(18)F-Fluorothymidine PET-CT for resected malignant gliomas before radiotherapy: tumor extent according to proliferative activity compared with MRI

Abstract

Objective: To compare the presence of post-operative residual disease by magnetic resonance imaging (MRI) and [18F]fluorothymidine (FLT)-positron emission tomography (PET)-computer tomography (CT) in patients with malignant glioma and to estimate the impact of 18F-FLT PET on the delineation of post-operative target volumes for radiotherapy (RT) planning.

Methods: Nineteen patients with post-operative residual malignant gliomas were enrolled in this study. For each patient, 18F- FLT PET-CT and MRI were acquired in the same week, within 4 weeks after surgery but before the initiation of RT. The PET-CT and MRI data were co-registered based on mutual information. The residual tumor volume defined on the 18F-FLT PET (Vol-PET) was compared with that of gadolinium [Gd] enhancement on T1-weighted MRI (Vol-T1) and areas of hyperintensity on T2-weighted MRI (Vol-T2).

Results: The mean Vol-PET (14.61 cm3) and Vol-T1 (13.60 cm3) were comparable and smaller than the mean Vol-T2 (32.93 cm3). The regions of 18F-FLT uptake exceeded the contrast enhancement and the hyperintense area on the MRI in 14 (73.68%) and 8 patients (42.11%), respectively. In 5 (26.32%) of the 19 patients, Vol-PET extended beyond 25 mm from the margin of Vol-T1; in 2 (10.53%) patients, Vol-PET extended 20 mm from the margin of Vol-T2. Vol-PET was detected up to 35 mm away from the edge of Vol-T1 and 24 mm away from the edge of Vol-T2. In 16 (84.21%) of the 19 patients, the Vol-T1 extended beyond the Vol-PET. In all of the patients, at least some of the Vol-T2 was located outside of the Vol-PET.

Conclusions: The volumes of post-operative residual tumor in patients with malignant glioma defined by 18F-FLT uptake on PET are not always consistent with the abnormalities shown on post-operative MRI. Incorporation of 18F-FLT-PET in tumor delineation may have the potential to improve the definition of target volume in post-operative radiotherapy.

Fig 1. Comparison of tumor volumes defined by T1-weighted MRI with contrast enhancement and ¹⁸F-FLT PET.
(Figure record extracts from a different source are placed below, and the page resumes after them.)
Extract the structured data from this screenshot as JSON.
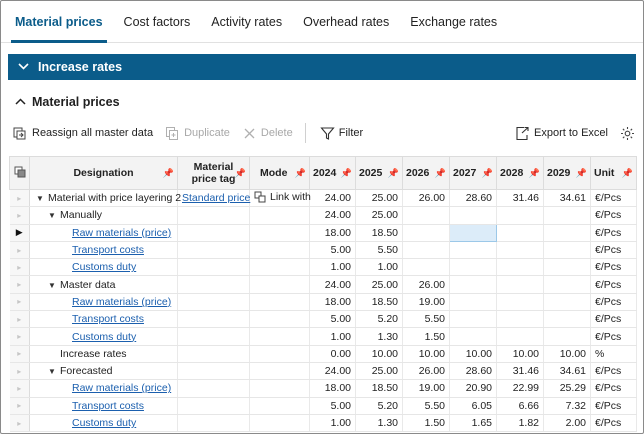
{
  "tabs": [
    "Material prices",
    "Cost factors",
    "Activity rates",
    "Overhead rates",
    "Exchange rates"
  ],
  "banner": {
    "label": "Increase rates"
  },
  "section": {
    "title": "Material prices"
  },
  "toolbar": {
    "reassign": "Reassign all master data",
    "duplicate": "Duplicate",
    "delete": "Delete",
    "filter": "Filter",
    "export": "Export to Excel"
  },
  "columns": {
    "designation": "Designation",
    "tag_line1": "Material",
    "tag_line2": "price tag",
    "mode": "Mode",
    "y2024": "2024",
    "y2025": "2025",
    "y2026": "2026",
    "y2027": "2027",
    "y2028": "2028",
    "y2029": "2029",
    "unit": "Unit"
  },
  "rows": [
    {
      "label": "Material with price layering 2",
      "level": 0,
      "expander": true,
      "tag": "Standard price",
      "mode": "Link with",
      "v": [
        "24.00",
        "25.00",
        "26.00",
        "28.60",
        "31.46",
        "34.61"
      ],
      "unit": "€/Pcs"
    },
    {
      "label": "Manually",
      "level": 1,
      "expander": true,
      "tag": "",
      "mode": "",
      "v": [
        "24.00",
        "25.00",
        "",
        "",
        "",
        ""
      ],
      "unit": "€/Pcs"
    },
    {
      "label": "Raw materials (price)",
      "level": 2,
      "link": true,
      "tag": "",
      "mode": "",
      "v": [
        "18.00",
        "18.50",
        "",
        "",
        "",
        ""
      ],
      "unit": "€/Pcs",
      "current": true
    },
    {
      "label": "Transport costs",
      "level": 2,
      "link": true,
      "tag": "",
      "mode": "",
      "v": [
        "5.00",
        "5.50",
        "",
        "",
        "",
        ""
      ],
      "unit": "€/Pcs"
    },
    {
      "label": "Customs duty",
      "level": 2,
      "link": true,
      "tag": "",
      "mode": "",
      "v": [
        "1.00",
        "1.00",
        "",
        "",
        "",
        ""
      ],
      "unit": "€/Pcs"
    },
    {
      "label": "Master data",
      "level": 1,
      "expander": true,
      "tag": "",
      "mode": "",
      "v": [
        "24.00",
        "25.00",
        "26.00",
        "",
        "",
        ""
      ],
      "unit": "€/Pcs"
    },
    {
      "label": "Raw materials (price)",
      "level": 2,
      "link": true,
      "tag": "",
      "mode": "",
      "v": [
        "18.00",
        "18.50",
        "19.00",
        "",
        "",
        ""
      ],
      "unit": "€/Pcs"
    },
    {
      "label": "Transport costs",
      "level": 2,
      "link": true,
      "tag": "",
      "mode": "",
      "v": [
        "5.00",
        "5.20",
        "5.50",
        "",
        "",
        ""
      ],
      "unit": "€/Pcs"
    },
    {
      "label": "Customs duty",
      "level": 2,
      "link": true,
      "tag": "",
      "mode": "",
      "v": [
        "1.00",
        "1.30",
        "1.50",
        "",
        "",
        ""
      ],
      "unit": "€/Pcs"
    },
    {
      "label": "Increase rates",
      "level": 1,
      "plain": true,
      "tag": "",
      "mode": "",
      "v": [
        "0.00",
        "10.00",
        "10.00",
        "10.00",
        "10.00",
        "10.00"
      ],
      "unit": "%"
    },
    {
      "label": "Forecasted",
      "level": 1,
      "expander": true,
      "tag": "",
      "mode": "",
      "v": [
        "24.00",
        "25.00",
        "26.00",
        "28.60",
        "31.46",
        "34.61"
      ],
      "unit": "€/Pcs"
    },
    {
      "label": "Raw materials (price)",
      "level": 2,
      "link": true,
      "tag": "",
      "mode": "",
      "v": [
        "18.00",
        "18.50",
        "19.00",
        "20.90",
        "22.99",
        "25.29"
      ],
      "unit": "€/Pcs"
    },
    {
      "label": "Transport costs",
      "level": 2,
      "link": true,
      "tag": "",
      "mode": "",
      "v": [
        "5.00",
        "5.20",
        "5.50",
        "6.05",
        "6.66",
        "7.32"
      ],
      "unit": "€/Pcs"
    },
    {
      "label": "Customs duty",
      "level": 2,
      "link": true,
      "tag": "",
      "mode": "",
      "v": [
        "1.00",
        "1.30",
        "1.50",
        "1.65",
        "1.82",
        "2.00"
      ],
      "unit": "€/Pcs"
    }
  ],
  "colors": {
    "accent": "#0b5c8a",
    "link": "#1b5fae",
    "selection": "#dcecf9"
  }
}
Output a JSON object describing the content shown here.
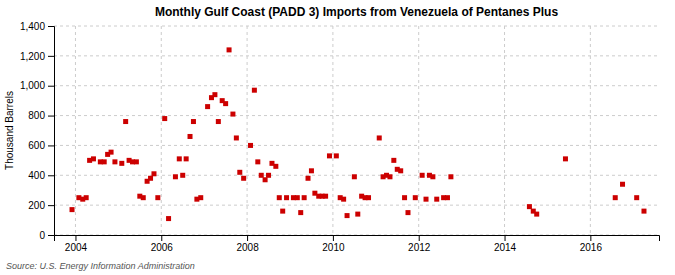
{
  "chart_data": {
    "type": "scatter",
    "title": "Monthly Gulf Coast (PADD 3) Imports from Venezuela of Pentanes Plus",
    "ylabel": "Thousand Barrels",
    "annotations": [
      "Source: U.S. Energy Information Administration"
    ],
    "color": "#cc0000",
    "marker": "square",
    "grid": true,
    "xlim": [
      2003.5,
      2017.6
    ],
    "ylim": [
      0,
      1400
    ],
    "xticks": [
      2004,
      2006,
      2008,
      2010,
      2012,
      2014,
      2016
    ],
    "yticks": [
      0,
      200,
      400,
      600,
      800,
      {
        "value": 1000,
        "label": "1,000"
      },
      {
        "value": 1200,
        "label": "1,200"
      },
      {
        "value": 1400,
        "label": "1,400"
      }
    ],
    "x": [
      2003.92,
      2004.08,
      2004.17,
      2004.25,
      2004.33,
      2004.42,
      2004.58,
      2004.67,
      2004.75,
      2004.83,
      2004.92,
      2005.08,
      2005.17,
      2005.25,
      2005.33,
      2005.42,
      2005.5,
      2005.58,
      2005.67,
      2005.75,
      2005.83,
      2005.92,
      2006.08,
      2006.17,
      2006.33,
      2006.42,
      2006.5,
      2006.58,
      2006.67,
      2006.75,
      2006.83,
      2006.92,
      2007.08,
      2007.17,
      2007.25,
      2007.33,
      2007.42,
      2007.5,
      2007.58,
      2007.67,
      2007.75,
      2007.83,
      2007.92,
      2008.08,
      2008.17,
      2008.25,
      2008.33,
      2008.42,
      2008.5,
      2008.58,
      2008.67,
      2008.75,
      2008.83,
      2008.92,
      2009.08,
      2009.17,
      2009.25,
      2009.33,
      2009.42,
      2009.5,
      2009.58,
      2009.67,
      2009.75,
      2009.83,
      2009.92,
      2010.08,
      2010.17,
      2010.25,
      2010.33,
      2010.5,
      2010.58,
      2010.67,
      2010.75,
      2010.83,
      2011.08,
      2011.17,
      2011.25,
      2011.33,
      2011.42,
      2011.5,
      2011.58,
      2011.67,
      2011.75,
      2011.92,
      2012.08,
      2012.17,
      2012.25,
      2012.33,
      2012.42,
      2012.58,
      2012.67,
      2012.75,
      2014.58,
      2014.67,
      2014.75,
      2015.42,
      2016.58,
      2016.75,
      2017.08,
      2017.25
    ],
    "values": [
      170,
      250,
      240,
      250,
      500,
      510,
      490,
      490,
      540,
      555,
      490,
      480,
      760,
      500,
      490,
      490,
      260,
      250,
      360,
      380,
      410,
      250,
      780,
      110,
      390,
      510,
      400,
      510,
      660,
      760,
      240,
      250,
      860,
      920,
      940,
      760,
      900,
      880,
      1240,
      810,
      650,
      420,
      380,
      600,
      970,
      490,
      400,
      370,
      400,
      480,
      460,
      250,
      160,
      250,
      250,
      250,
      150,
      250,
      380,
      430,
      280,
      260,
      260,
      260,
      530,
      530,
      250,
      240,
      130,
      390,
      140,
      260,
      250,
      250,
      650,
      390,
      400,
      390,
      500,
      440,
      430,
      250,
      150,
      250,
      400,
      240,
      400,
      390,
      240,
      250,
      250,
      390,
      190,
      160,
      140,
      510,
      250,
      340,
      250,
      160
    ]
  }
}
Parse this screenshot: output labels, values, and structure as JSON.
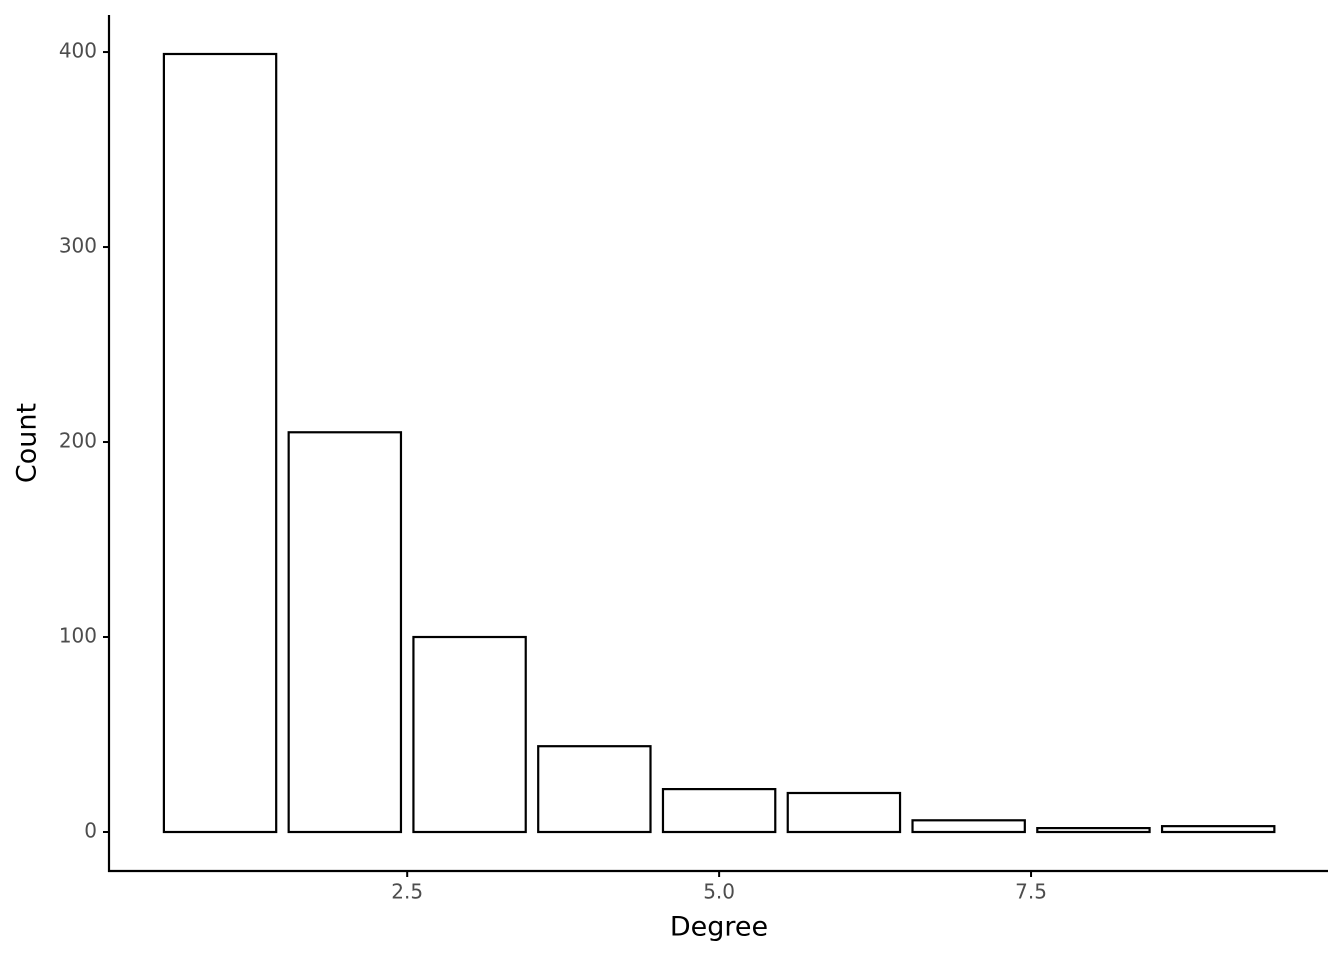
{
  "chart_data": {
    "type": "bar",
    "x_label": "Degree",
    "y_label": "Count",
    "x": [
      1,
      2,
      3,
      4,
      5,
      6,
      7,
      8,
      9
    ],
    "values": [
      399,
      205,
      100,
      44,
      22,
      20,
      6,
      2,
      3
    ],
    "fill": "#ffffff",
    "edgecolor": "#000000",
    "xlim": [
      0.11,
      9.88
    ],
    "xticks": [
      2.5,
      {
        "value": 5,
        "label": "5.0"
      },
      7.5
    ],
    "ylim": [
      -20,
      419
    ],
    "yticks": [
      0,
      100,
      200,
      300,
      400
    ]
  }
}
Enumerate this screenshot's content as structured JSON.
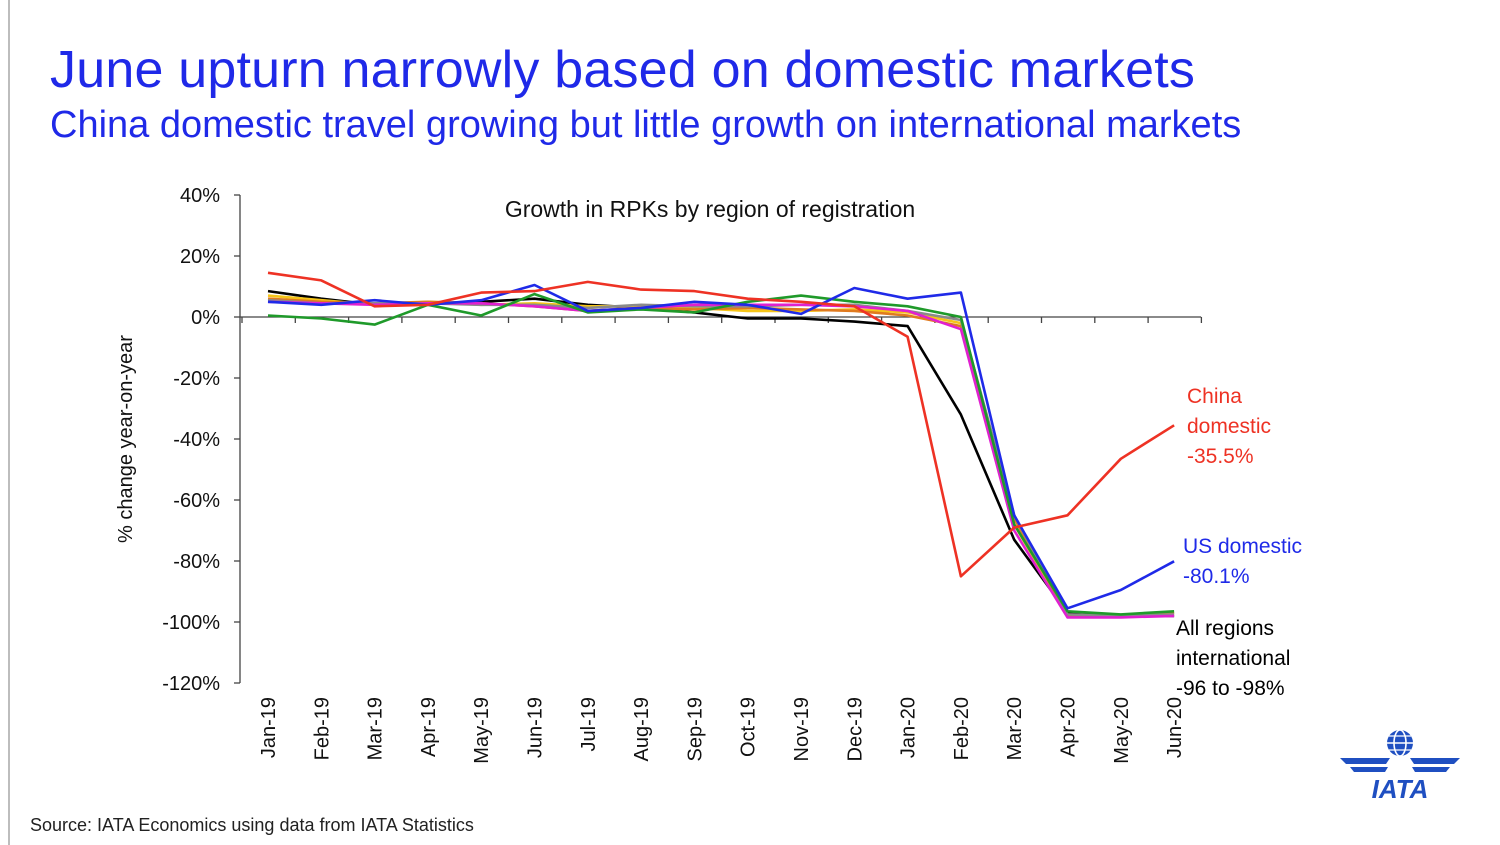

For all 19 cases, the mean Vol-T2 was 32.93 cm³ (range, 3.3–106.60 cm³). The average summed volume Vol-(T2∪PET) was 36.36 cm³, and the average intersection Vol-(T2 ∩ PET) was 11.12 cm³. The average Vol-(T2 minus PET) was 21.78 cm³ (range, 0.8–83.20 cm³), and the average Vol-(PET minus T2) was 3.43 cm³ (range, 0–17.5 cm³).

Fig 2. Comparison of tumor volumes defined by T2-weighted MRI and ¹⁸F-FLT PET.

Based on the PET/CT and MRI/CT fusion images, the tumor contours derived from PET and MRI images were superimposed together on CT images and compared. In two patients (10.5%), the regions elevated between ¹⁸F-FLT uptake in PET images and the Gd enhancement in T1-weighted MR images corresponded exactly to each other. In 14 patients (73.68%), the ¹⁸F-FLT uptake was detected beyond the scope of Gd enhancement up to 35 mm from the tumor margin in MRI (range, 2–35 mm). In 5 (26.3%) of the 19 patients, ¹⁸F-FLT uptake extended beyond 25 mm from the margin of Gd enhancement. Additionally, in 16 patients (84.2%), the Gd enhancement was located outside the ¹⁸F-FLT uptake range (Table 3 and Fig. 3).

Fig 3. MRI and ¹⁸F-FLT PET images for a patient with glioblastoma (GBM).

Images were taken 21 days post-operatively and 2 days before radiotherapy. a. T1-weighted MRI with contrast enhancement. b. ¹⁸F-FLT PET images. c. CT image of PET-CT scan. Residual tumor regions defined by T1-MRI (red line) and ¹⁸F-FLT PET (yellow line) are superimposed on the CT image.

Fig 4. MRI and ¹⁸F-FLT PET-CT images from a patient with GBM.

Images were taken 21 days post-operatively and 2 days before radiotherapy. a. T2-weighted MRI. b. ¹⁸F-FLT PET image. c. CT image of PET-CT scan. Residual tumor regions defined by T2-MRI (blue line) and ¹⁸F-FLT PET (yellow line) are superimposed on the CT image.